Я вычеркиваю из него всю эту дребедень – «клеветнические измышления», «тенденциозное освещение», «представляет общественную опасность», «спекулируя положениями Всеобщей Декларации прав человека» и тому подобное, я стираю кавычки в цитируемых документах, оставляю протокольное изложение фактов и получаю вот что.
В течение 1968–1972 годов Петр Якир подписал и распространил:
– «Обращение к деятелям науки, культуры и искусства», где процесс Гинзбурга и Галанскова характеризуется как звено в цепи беззаконий, являющееся логическим завершением общественной жизни последних лет;
– обращение в адрес Президиума Консультативного совещания компартий в Будапеште – о преследовании граждан в СССР за убеждения вплоть до насильственного заключения в психиатрические больницы. (Этот документ, помнится, особенно тогда разозлил власти: кто-то в Будапеште воспользовался им для спора с Кремлем.);
– заявление Государственному Прокурору СССР о полном произволе властей в искусстве, общественных науках, о положении крымских татар;
– обращение в Комитет прав человека в ООН с призывом защитить попираемые в нашей стране человеческие права;
– обращение по поводу годовщины ввода войск в Чехословакию, который рассматривается как интервенция с целью пресечь демократический путь развития;
– письмо, адресованное Пятому Всемирному конгрессу психиатров в Мексике, о нашей карательной психиатрии;
– открытое письмо в защиту Буковского.
И еще десятка два подобных документов.
Кроме того Петр Якир передал для размножения на машинке и фотоспособом девяти различным лицам «Хронику», с пятого по двадцать третий выпуск, и от каждого из них получил от двух до десяти копий, которые впоследствии широко распространил. В частности, из его квартиры «Хроника» и другие материалы подобного рода отправлялись в Новосибирск, Мелитополь, Ленинград, Обнинск, Орел, Вильнюс, Одессу, Пермь и другие города.
А также на Запад.
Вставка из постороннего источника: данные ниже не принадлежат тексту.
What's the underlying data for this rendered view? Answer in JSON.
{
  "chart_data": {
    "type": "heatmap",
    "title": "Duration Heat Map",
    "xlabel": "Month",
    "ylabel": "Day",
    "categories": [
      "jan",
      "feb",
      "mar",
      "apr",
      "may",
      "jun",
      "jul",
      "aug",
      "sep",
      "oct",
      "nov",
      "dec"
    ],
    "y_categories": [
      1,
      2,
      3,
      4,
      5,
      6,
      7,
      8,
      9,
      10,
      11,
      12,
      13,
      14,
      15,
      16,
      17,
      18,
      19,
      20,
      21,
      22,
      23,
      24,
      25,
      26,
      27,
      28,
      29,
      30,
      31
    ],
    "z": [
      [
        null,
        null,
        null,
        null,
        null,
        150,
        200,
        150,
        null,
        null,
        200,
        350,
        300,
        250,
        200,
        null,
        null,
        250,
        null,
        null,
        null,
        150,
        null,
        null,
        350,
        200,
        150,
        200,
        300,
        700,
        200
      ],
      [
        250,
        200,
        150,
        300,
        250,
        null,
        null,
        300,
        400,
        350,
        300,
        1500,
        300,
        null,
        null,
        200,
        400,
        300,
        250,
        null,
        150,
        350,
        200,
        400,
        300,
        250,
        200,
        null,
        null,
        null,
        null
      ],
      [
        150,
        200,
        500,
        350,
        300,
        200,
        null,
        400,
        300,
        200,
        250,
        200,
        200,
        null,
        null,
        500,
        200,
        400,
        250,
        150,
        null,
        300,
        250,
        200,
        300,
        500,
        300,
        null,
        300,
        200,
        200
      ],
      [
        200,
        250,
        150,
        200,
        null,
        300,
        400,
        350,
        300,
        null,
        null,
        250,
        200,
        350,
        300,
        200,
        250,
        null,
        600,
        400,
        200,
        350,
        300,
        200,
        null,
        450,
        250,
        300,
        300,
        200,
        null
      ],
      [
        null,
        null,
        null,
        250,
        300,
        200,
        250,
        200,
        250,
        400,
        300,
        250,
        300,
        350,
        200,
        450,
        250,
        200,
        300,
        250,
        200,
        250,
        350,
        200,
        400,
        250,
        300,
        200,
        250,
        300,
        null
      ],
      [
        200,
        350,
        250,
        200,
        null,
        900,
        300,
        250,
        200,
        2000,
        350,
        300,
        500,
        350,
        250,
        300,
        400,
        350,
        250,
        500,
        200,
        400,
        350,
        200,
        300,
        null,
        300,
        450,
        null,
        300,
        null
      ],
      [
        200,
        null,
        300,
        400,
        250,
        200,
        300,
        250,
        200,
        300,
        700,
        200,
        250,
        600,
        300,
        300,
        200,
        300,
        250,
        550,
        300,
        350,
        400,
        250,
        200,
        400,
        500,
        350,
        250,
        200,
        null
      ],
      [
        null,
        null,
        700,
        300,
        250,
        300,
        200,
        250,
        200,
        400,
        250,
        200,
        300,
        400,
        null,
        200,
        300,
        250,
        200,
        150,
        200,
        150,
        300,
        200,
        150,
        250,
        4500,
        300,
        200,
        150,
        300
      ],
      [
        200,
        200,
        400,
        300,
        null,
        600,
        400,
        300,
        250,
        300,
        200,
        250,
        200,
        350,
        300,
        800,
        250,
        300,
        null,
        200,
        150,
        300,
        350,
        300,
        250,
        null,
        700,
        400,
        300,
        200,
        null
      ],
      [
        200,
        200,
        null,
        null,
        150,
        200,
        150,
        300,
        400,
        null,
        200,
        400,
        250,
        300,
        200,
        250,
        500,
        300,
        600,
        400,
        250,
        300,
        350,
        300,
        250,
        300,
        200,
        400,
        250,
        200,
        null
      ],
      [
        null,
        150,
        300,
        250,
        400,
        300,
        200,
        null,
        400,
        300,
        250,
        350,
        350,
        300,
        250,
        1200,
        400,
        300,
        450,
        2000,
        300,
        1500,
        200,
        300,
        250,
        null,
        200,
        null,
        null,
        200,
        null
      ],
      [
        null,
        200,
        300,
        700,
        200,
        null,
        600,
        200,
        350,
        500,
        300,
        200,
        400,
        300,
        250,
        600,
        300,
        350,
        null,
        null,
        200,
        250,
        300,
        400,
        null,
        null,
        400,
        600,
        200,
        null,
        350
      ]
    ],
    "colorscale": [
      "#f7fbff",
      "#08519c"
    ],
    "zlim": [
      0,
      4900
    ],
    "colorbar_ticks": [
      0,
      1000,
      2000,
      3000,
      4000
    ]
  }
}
В этом ему помогали корреспонденты Д. Дорнберг и Д. Аксельбанк (журнал «Newsweek»), Фрэнк Старр («Chicago Tribune»), Пьер ле Галль («France Press»), Д. Бонавиа («Times»), Э. Уоллер (агентство «Reuters»), У. Коул (CBS) и другие.
В свою очередь по этим или другим каналам получил и распространил следующие сочинения: «Технология власти» А. Авторханова, «Все течет» В. Гроссмана, «Просуществует ли Советский Союз до 1984 года?» А. Амальрика, «Только один год» С. Аллилуевой, «Мои показания» А. Марченко, «Неподцензурная Россия» П. Реддауэя и еще множество статей, листовок, брошюр и журналов.
Это далеко не вся картина, но основной объем и характер его деятельности здесь представлен.

7

Вернувшись из недолгой рязанской ссылки, Петр жил замкнуто. Высокие опекуны устроили его работать по специальности – он занимался архивом московского метро. Довольно быстро он и там раскопал что-то интересное, и был немедленно отстранен от архивной работы и переброшен на обслуживание чисто технических задач. И через некоторое время он подал на инвалидность и на пенсию…
Он потихонечку спивался, и компанию ему все чаще составляли уличные алкаши. Это было долгое угасание. 14 ноября 1982 года, в день его смерти, хоронили Брежнева. Надо всем Союзом ревели гудки и траурные марши. Сама того не зная, страна отпевала и его, Петю – восставшего и сраженного своего зэка.